Jason stressed that the quota of cod, their most profitable fish, was so small for the under 10 metre fleet, that even if it went up slightly next year as expected it would make little difference.

He said: “Our cod quota for December was only 300kg and we caught that in only two hours on the first day of the month. It does your head in. We don't want to make a fortune just make a living.

“We are allowed to catch some skate at the moment, but in fishing for that we have to throw back all the cod we are catching even if they are dead.”

The quota system was introduced by Brussels following concerns about dwindling fish stocks but Jason said from his own observations he believed the populations were very healthy.

He said: “If I was leaving because there was no fish out there it would be easier but that is not the case. Fish stocks over the past two years have been very good. That is what really breaks your spirit.”

Jason insisted that all fishermen were in favour of conservation but the quota system was just a bureaucratic mess.

“It will be better to have the system where you are restricted to a certain number of days at sea each year but allowed to keep everything you catch,” he said.

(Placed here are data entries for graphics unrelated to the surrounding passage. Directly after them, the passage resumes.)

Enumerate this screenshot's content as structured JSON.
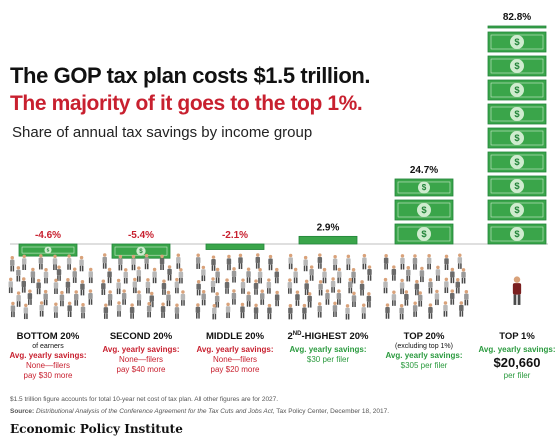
{
  "chart_data": {
    "type": "bar",
    "title": "The GOP tax plan costs $1.5 trillion.",
    "subtitle": "The majority of it goes to the top 1%.",
    "ylabel": "",
    "xlabel": "",
    "description": "Share of annual tax savings by income group",
    "ylim": [
      -10,
      85
    ],
    "categories": [
      {
        "name": "BOTTOM 20%",
        "sup": "",
        "suffix": "",
        "sub": "of earners",
        "label_text": "-4.6%",
        "value": -4.6,
        "savings_label": "Avg. yearly savings:",
        "savings_line1": "None—filers",
        "savings_line2": "pay $30 more",
        "big_value": "",
        "per": ""
      },
      {
        "name": "SECOND 20%",
        "sup": "",
        "suffix": "",
        "sub": "",
        "label_text": "-5.4%",
        "value": -5.4,
        "savings_label": "Avg. yearly savings:",
        "savings_line1": "None—filers",
        "savings_line2": "pay $40 more",
        "big_value": "",
        "per": ""
      },
      {
        "name": "MIDDLE 20%",
        "sup": "",
        "suffix": "",
        "sub": "",
        "label_text": "-2.1%",
        "value": -2.1,
        "savings_label": "Avg. yearly savings:",
        "savings_line1": "None—filers",
        "savings_line2": "pay $20 more",
        "big_value": "",
        "per": ""
      },
      {
        "name": "2",
        "sup": "ND",
        "suffix": "-HIGHEST 20%",
        "sub": "",
        "label_text": "2.9%",
        "value": 2.9,
        "savings_label": "Avg. yearly savings:",
        "savings_line1": "$30 per filer",
        "savings_line2": "",
        "big_value": "",
        "per": ""
      },
      {
        "name": "TOP 20%",
        "sup": "",
        "suffix": "",
        "sub": "(excluding top 1%)",
        "label_text": "24.7%",
        "value": 24.7,
        "savings_label": "Avg. yearly savings:",
        "savings_line1": "$305 per filer",
        "savings_line2": "",
        "big_value": "",
        "per": ""
      },
      {
        "name": "TOP 1%",
        "sup": "",
        "suffix": "",
        "sub": "",
        "label_text": "82.8%",
        "value": 82.8,
        "savings_label": "Avg. yearly savings:",
        "savings_line1": "",
        "savings_line2": "",
        "big_value": "$20,660",
        "per": "per filer"
      }
    ],
    "colors": {
      "bill": "#3aa54a",
      "bill_dark": "#23843a",
      "bill_light": "#cfeccf",
      "negative": "#c8202f",
      "positive": "#2a9a3e",
      "person": "#9a9a9a",
      "person_head": "#d9a27a",
      "top_person": "#7a1f1f"
    },
    "people_per_group": 30
  },
  "footnote": "$1.5 trillion figure accounts for total 10-year net cost of tax plan. All other figures are for 2027.",
  "source": {
    "label": "Source:",
    "title": "Distributional Analysis of the Conference Agreement for the Tax Cuts and Jobs Act",
    "rest": ", Tax Policy Center, December 18, 2017."
  },
  "logo": "Economic Policy Institute"
}
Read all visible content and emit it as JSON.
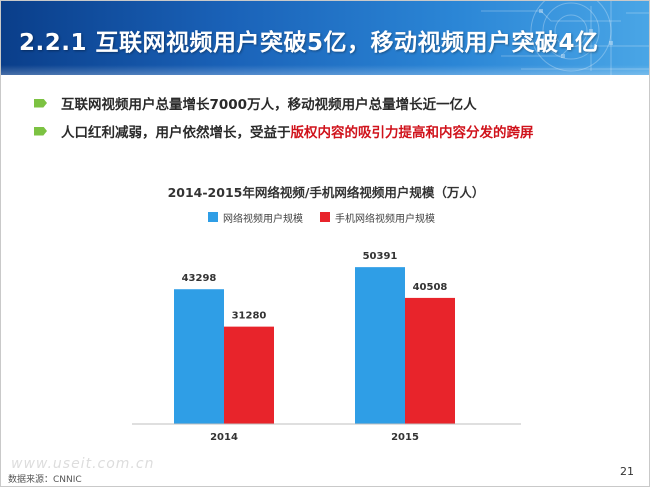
{
  "slide": {
    "title": "2.2.1 互联网视频用户突破5亿，移动视频用户突破4亿",
    "bullets": [
      {
        "text": "互联网视频用户总量增长7000万人，移动视频用户总量增长近一亿人"
      },
      {
        "text_before": "人口红利减弱，用户依然增长，受益于",
        "text_highlight": "版权内容的吸引力提高和内容分发的跨屏"
      }
    ],
    "source": "数据来源：CNNIC",
    "watermark": "www.useit.com.cn",
    "page_number": "21"
  },
  "colors": {
    "series_1": "#2f9ee6",
    "series_2": "#e8242b",
    "accent_bullet": "#7cc242",
    "highlight_text": "#d0121b",
    "header": "#1a62b8"
  },
  "chart_data": {
    "type": "bar",
    "title": "2014-2015年网络视频/手机网络视频用户规模（万人）",
    "categories": [
      "2014",
      "2015"
    ],
    "series": [
      {
        "name": "网络视频用户规模",
        "values": [
          43298,
          50391
        ]
      },
      {
        "name": "手机网络视频用户规模",
        "values": [
          31280,
          40508
        ]
      }
    ],
    "ylim": [
      0,
      62000
    ],
    "grid": false,
    "legend_position": "top-left",
    "data_labels": true
  }
}
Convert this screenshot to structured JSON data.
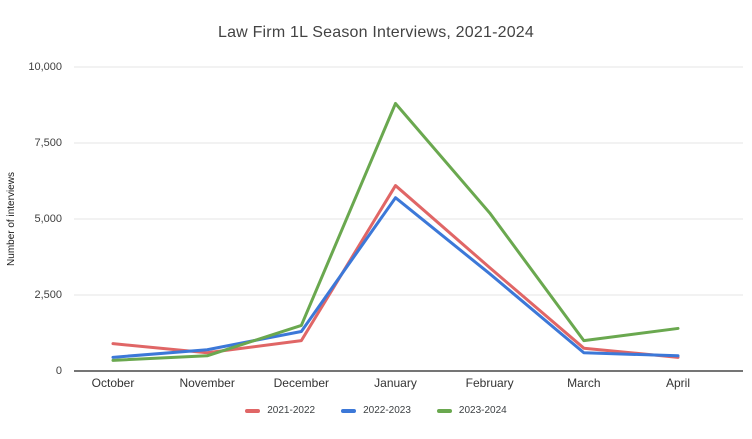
{
  "title": "Law Firm 1L Season Interviews, 2021-2024",
  "chart_data": {
    "type": "line",
    "title": "Law Firm 1L Season Interviews, 2021-2024",
    "xlabel": "",
    "ylabel": "Number of interviews",
    "categories": [
      "October",
      "November",
      "December",
      "January",
      "February",
      "March",
      "April"
    ],
    "series": [
      {
        "name": "2021-2022",
        "color": "#e06666",
        "values": [
          900,
          600,
          1000,
          6100,
          3400,
          750,
          450
        ]
      },
      {
        "name": "2022-2023",
        "color": "#3c78d8",
        "values": [
          450,
          700,
          1300,
          5700,
          3200,
          600,
          500
        ]
      },
      {
        "name": "2023-2024",
        "color": "#6aa84f",
        "values": [
          350,
          500,
          1500,
          8800,
          5200,
          1000,
          1400
        ]
      }
    ],
    "ylim": [
      0,
      10000
    ],
    "yticks": [
      0,
      2500,
      5000,
      7500,
      10000
    ],
    "ytick_labels": [
      "0",
      "2,500",
      "5,000",
      "7,500",
      "10,000"
    ],
    "grid": "horizontal",
    "legend_position": "bottom",
    "axis_color": "#757575",
    "gridline_color": "#e6e6e6",
    "background_color": "#ffffff"
  }
}
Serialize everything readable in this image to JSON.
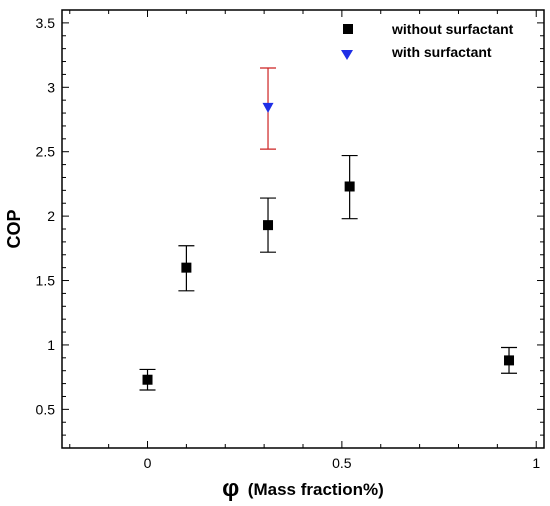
{
  "chart_data": {
    "type": "scatter",
    "xlabel": "φ (Mass fraction%)",
    "xlabel_symbol": "φ",
    "xlabel_text": "(Mass fraction%)",
    "ylabel": "COP",
    "xlim": [
      -0.22,
      1.02
    ],
    "ylim": [
      0.2,
      3.6
    ],
    "xticks": [
      0,
      0.5,
      1
    ],
    "xtick_labels": [
      "0",
      "0.5",
      "1"
    ],
    "yticks": [
      0.5,
      1,
      1.5,
      2,
      2.5,
      3,
      3.5
    ],
    "ytick_labels": [
      "0.5",
      "1",
      "1.5",
      "2",
      "2.5",
      "3",
      "3.5"
    ],
    "grid": false,
    "legend_position": "top-right",
    "series": [
      {
        "name": "without surfactant",
        "marker": "square",
        "color": "#000000",
        "errorbar_color": "#000000",
        "points": [
          {
            "x": 0,
            "y": 0.73,
            "ylow": 0.65,
            "yhigh": 0.81
          },
          {
            "x": 0.1,
            "y": 1.6,
            "ylow": 1.42,
            "yhigh": 1.77
          },
          {
            "x": 0.31,
            "y": 1.93,
            "ylow": 1.72,
            "yhigh": 2.14
          },
          {
            "x": 0.52,
            "y": 2.23,
            "ylow": 1.98,
            "yhigh": 2.47
          },
          {
            "x": 0.93,
            "y": 0.88,
            "ylow": 0.78,
            "yhigh": 0.98
          }
        ]
      },
      {
        "name": "with surfactant",
        "marker": "triangle-down",
        "color": "#1f2fe6",
        "errorbar_color": "#cc2222",
        "points": [
          {
            "x": 0.31,
            "y": 2.84,
            "ylow": 2.52,
            "yhigh": 3.15
          }
        ]
      }
    ]
  }
}
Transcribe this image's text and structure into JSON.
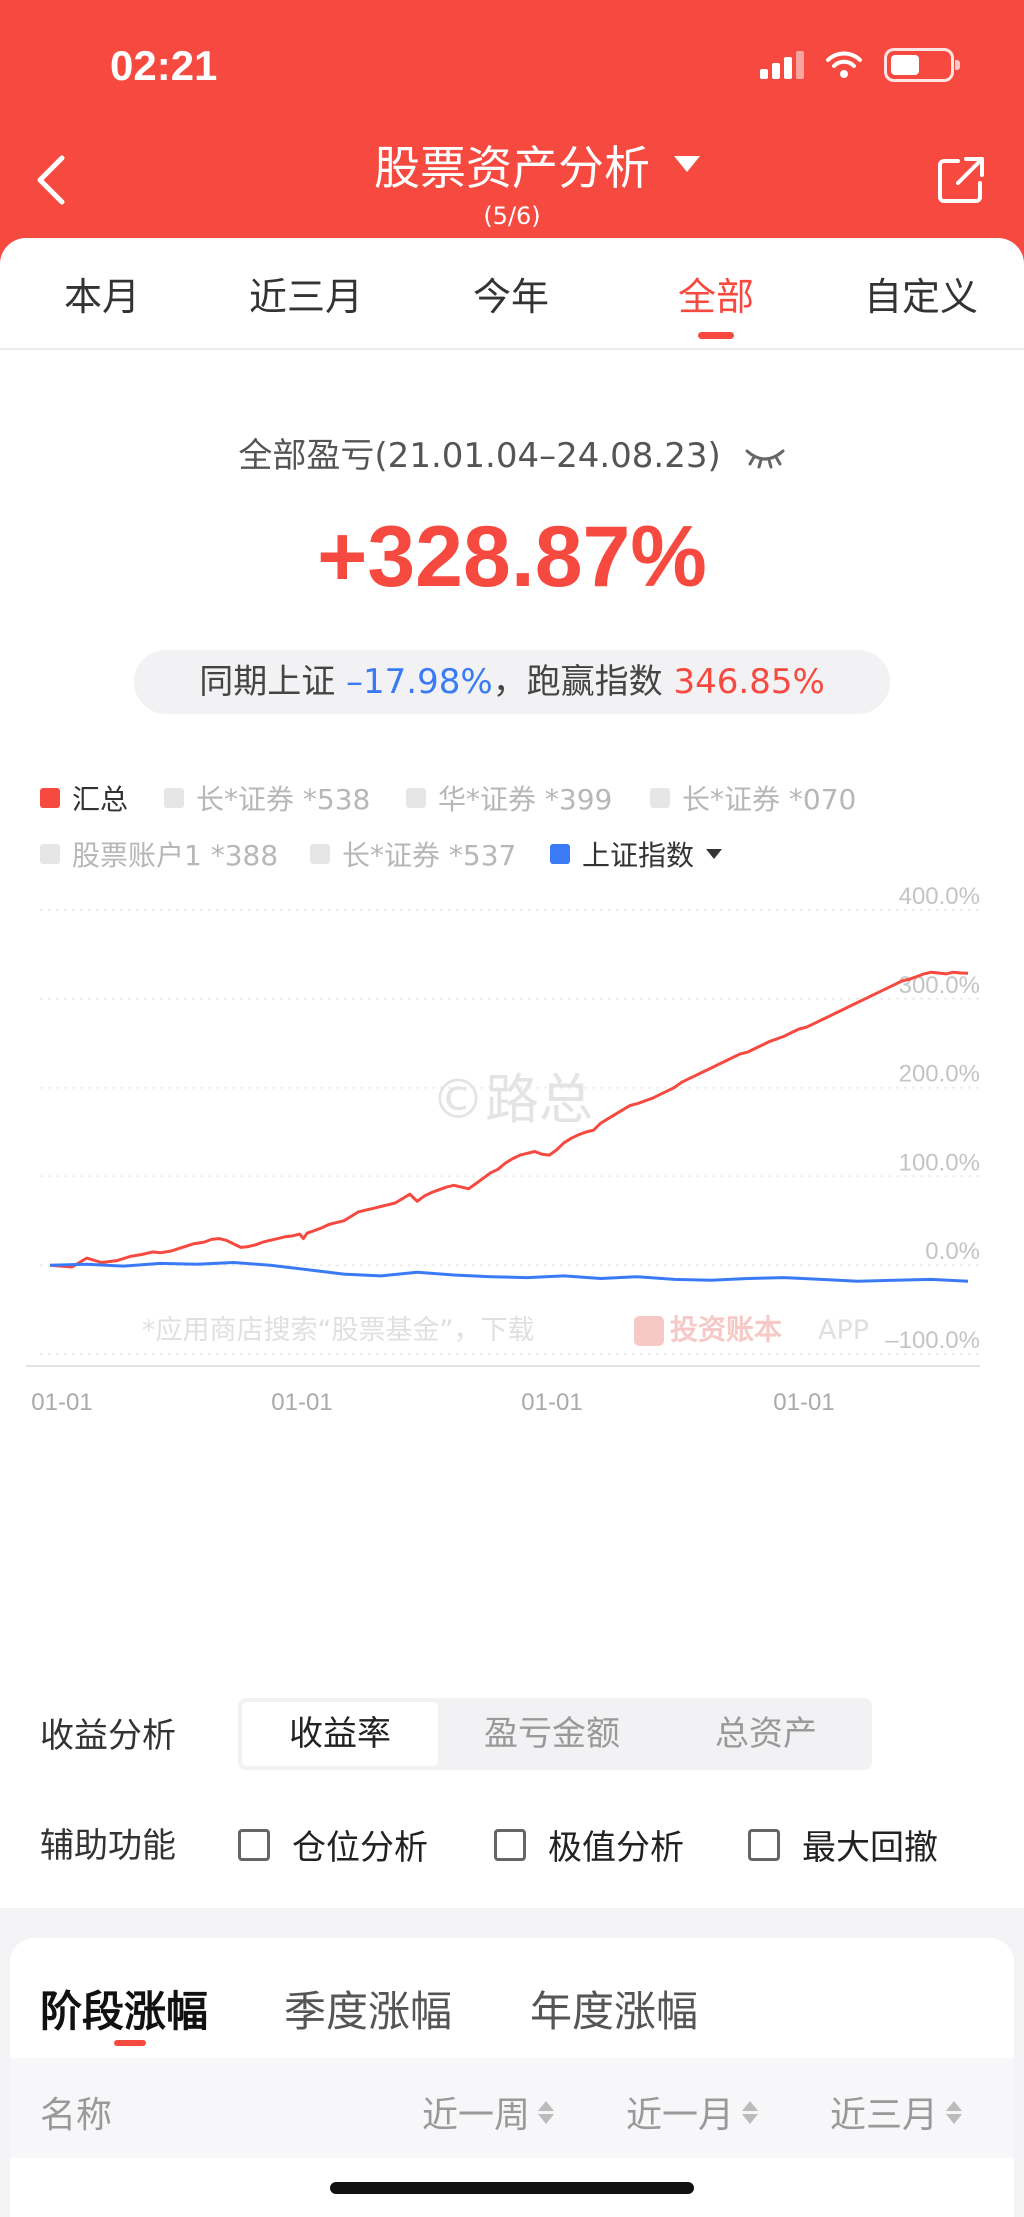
{
  "status_bar": {
    "time": "02:21"
  },
  "header": {
    "title": "股票资产分析",
    "subtitle": "(5/6)"
  },
  "tabs": [
    {
      "label": "本月",
      "active": false
    },
    {
      "label": "近三月",
      "active": false
    },
    {
      "label": "今年",
      "active": false
    },
    {
      "label": "全部",
      "active": true
    },
    {
      "label": "自定义",
      "active": false
    }
  ],
  "summary": {
    "period_label": "全部盈亏(21.01.04–24.08.23)",
    "total_return": "+328.87%",
    "compare_prefix": "同期上证",
    "index_return": "–17.98%",
    "compare_mid": "，跑赢指数",
    "outperform": "346.85%"
  },
  "legend": [
    {
      "label": "汇总",
      "active": true,
      "color": "#f6493f"
    },
    {
      "label": "长*证券 *538",
      "active": false,
      "color": "#e6e6e6"
    },
    {
      "label": "华*证券 *399",
      "active": false,
      "color": "#e6e6e6"
    },
    {
      "label": "长*证券 *070",
      "active": false,
      "color": "#e6e6e6"
    },
    {
      "label": "股票账户1 *388",
      "active": false,
      "color": "#e6e6e6"
    },
    {
      "label": "长*证券 *537",
      "active": false,
      "color": "#e6e6e6"
    },
    {
      "label": "上证指数",
      "active": true,
      "color": "#3a7bf5"
    }
  ],
  "chart_data": {
    "type": "line",
    "y_ticks": [
      "400.0%",
      "300.0%",
      "200.0%",
      "100.0%",
      "0.0%",
      "–100.0%"
    ],
    "x_ticks": [
      "01-01",
      "01-01",
      "01-01",
      "01-01"
    ],
    "ylim": [
      -100,
      400
    ],
    "watermark": "©路总",
    "footer_text": "*应用商店搜索“股票基金”，下载",
    "footer_brand": "投资账本",
    "footer_suffix": "APP",
    "series": [
      {
        "name": "汇总",
        "color": "#f6493f",
        "points": [
          [
            0,
            0
          ],
          [
            6,
            -2
          ],
          [
            10,
            8
          ],
          [
            14,
            3
          ],
          [
            18,
            5
          ],
          [
            22,
            10
          ],
          [
            25,
            12
          ],
          [
            28,
            15
          ],
          [
            30,
            14
          ],
          [
            33,
            16
          ],
          [
            36,
            20
          ],
          [
            39,
            24
          ],
          [
            42,
            26
          ],
          [
            44,
            29
          ],
          [
            46,
            30
          ],
          [
            48,
            28
          ],
          [
            50,
            24
          ],
          [
            52,
            20
          ],
          [
            54,
            21
          ],
          [
            56,
            23
          ],
          [
            58,
            26
          ],
          [
            60,
            28
          ],
          [
            62,
            30
          ],
          [
            64,
            32
          ],
          [
            66,
            33
          ],
          [
            68,
            35
          ],
          [
            69,
            30
          ],
          [
            70,
            36
          ],
          [
            72,
            39
          ],
          [
            74,
            42
          ],
          [
            76,
            46
          ],
          [
            78,
            48
          ],
          [
            80,
            50
          ],
          [
            82,
            55
          ],
          [
            84,
            60
          ],
          [
            86,
            62
          ],
          [
            88,
            64
          ],
          [
            90,
            66
          ],
          [
            92,
            68
          ],
          [
            94,
            70
          ],
          [
            96,
            75
          ],
          [
            98,
            80
          ],
          [
            100,
            72
          ],
          [
            102,
            78
          ],
          [
            104,
            82
          ],
          [
            106,
            85
          ],
          [
            108,
            88
          ],
          [
            110,
            90
          ],
          [
            112,
            88
          ],
          [
            114,
            86
          ],
          [
            116,
            92
          ],
          [
            118,
            98
          ],
          [
            120,
            104
          ],
          [
            122,
            108
          ],
          [
            124,
            115
          ],
          [
            126,
            120
          ],
          [
            128,
            124
          ],
          [
            130,
            126
          ],
          [
            132,
            128
          ],
          [
            134,
            125
          ],
          [
            136,
            124
          ],
          [
            138,
            130
          ],
          [
            140,
            138
          ],
          [
            142,
            143
          ],
          [
            144,
            147
          ],
          [
            146,
            150
          ],
          [
            148,
            152
          ],
          [
            150,
            160
          ],
          [
            152,
            165
          ],
          [
            154,
            170
          ],
          [
            156,
            175
          ],
          [
            158,
            180
          ],
          [
            160,
            182
          ],
          [
            162,
            185
          ],
          [
            164,
            188
          ],
          [
            166,
            192
          ],
          [
            168,
            196
          ],
          [
            170,
            200
          ],
          [
            172,
            206
          ],
          [
            174,
            210
          ],
          [
            176,
            214
          ],
          [
            178,
            218
          ],
          [
            180,
            222
          ],
          [
            182,
            226
          ],
          [
            184,
            230
          ],
          [
            186,
            234
          ],
          [
            188,
            238
          ],
          [
            190,
            240
          ],
          [
            192,
            244
          ],
          [
            194,
            248
          ],
          [
            196,
            252
          ],
          [
            198,
            255
          ],
          [
            200,
            258
          ],
          [
            202,
            262
          ],
          [
            204,
            266
          ],
          [
            206,
            268
          ],
          [
            208,
            272
          ],
          [
            210,
            276
          ],
          [
            212,
            280
          ],
          [
            214,
            284
          ],
          [
            216,
            288
          ],
          [
            218,
            292
          ],
          [
            220,
            296
          ],
          [
            222,
            300
          ],
          [
            224,
            304
          ],
          [
            226,
            308
          ],
          [
            228,
            312
          ],
          [
            230,
            316
          ],
          [
            232,
            320
          ],
          [
            234,
            322
          ],
          [
            236,
            325
          ],
          [
            238,
            328
          ],
          [
            240,
            330
          ],
          [
            242,
            329
          ],
          [
            244,
            328
          ],
          [
            246,
            330
          ],
          [
            248,
            329
          ],
          [
            250,
            328.87
          ]
        ]
      },
      {
        "name": "上证指数",
        "color": "#3a7bf5",
        "points": [
          [
            0,
            0
          ],
          [
            10,
            1
          ],
          [
            20,
            -1
          ],
          [
            30,
            2
          ],
          [
            40,
            1
          ],
          [
            50,
            3
          ],
          [
            60,
            0
          ],
          [
            70,
            -5
          ],
          [
            80,
            -10
          ],
          [
            90,
            -12
          ],
          [
            100,
            -8
          ],
          [
            110,
            -11
          ],
          [
            120,
            -13
          ],
          [
            130,
            -14
          ],
          [
            140,
            -12
          ],
          [
            150,
            -15
          ],
          [
            160,
            -13
          ],
          [
            170,
            -16
          ],
          [
            180,
            -17
          ],
          [
            190,
            -15
          ],
          [
            200,
            -14
          ],
          [
            210,
            -16
          ],
          [
            220,
            -18
          ],
          [
            230,
            -17
          ],
          [
            240,
            -16
          ],
          [
            250,
            -17.98
          ]
        ]
      }
    ]
  },
  "analysis": {
    "label": "收益分析",
    "options": [
      "收益率",
      "盈亏金额",
      "总资产"
    ],
    "selected": "收益率"
  },
  "aux": {
    "label": "辅助功能",
    "options": [
      "仓位分析",
      "极值分析",
      "最大回撤"
    ]
  },
  "period_tabs": [
    "阶段涨幅",
    "季度涨幅",
    "年度涨幅"
  ],
  "table": {
    "headers": [
      "名称",
      "近一周",
      "近一月",
      "近三月"
    ]
  }
}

Jason, who is preparing to hire out the family boat Eventide to his present crew Richard Brookin, 31, questioned whether there would be any full time fishermen left in the longer term.

He said: “There are not that many part-timers. There are no youngsters coming up who would get involved in fishing now.”

While in his father's day the Yarmouth fleet had already declined to a handful of boats, his grandfather had recounted to him stories about a time when the harbour was packed. The heyday of the industry had even been before his grandfather's time, a century ago, when the prosperity was based on herring , also know as silver darlings.

However over fishing in the 1920s and changing fashions - a preference for white fish - decimated the industry. Since the 1980s the 20 or so boats remaining had steadily given up in the face of the demoralising quota system.

Nikki Hale, chief executive of the Eastern England Fish Producers Association, described it as “heartbreaking and disgusting” that EU legislation had pushed the Clarke family to this decision.

She said that while Yarmouth had been synonymous with fishing, it was not just a local problem - quotas being proposed for next year were likely to drive even more boats out of business across the country.

Mr Brookin, of Kings Street, Yarmouth, has been fishing on and off all his life and has no illusions about the challenge he faces in taking over the Clarkes' boat.

He admitted the quota system “was heartbreaking” but said they would be investing in new fishing gear and focusing more on shellfish, including lobsters, not subject to quotas.

Talks on fishing quotas are going on this week in Brussels.

A Defra spokesman said Defra want to see a radical reform of common fishing policy to help fishermen deal with cyclical nature of the industry. “We have sympathy for the Yarmouth fishermen. The quotas are something we want to see addressed in reform of common fishing policy.

“We want everything to be discussed in the reform of common fishing policy in support our fishing industry.”

The spokesman added that any new quotas should go hand-in-hand with work to conserve fish stocks.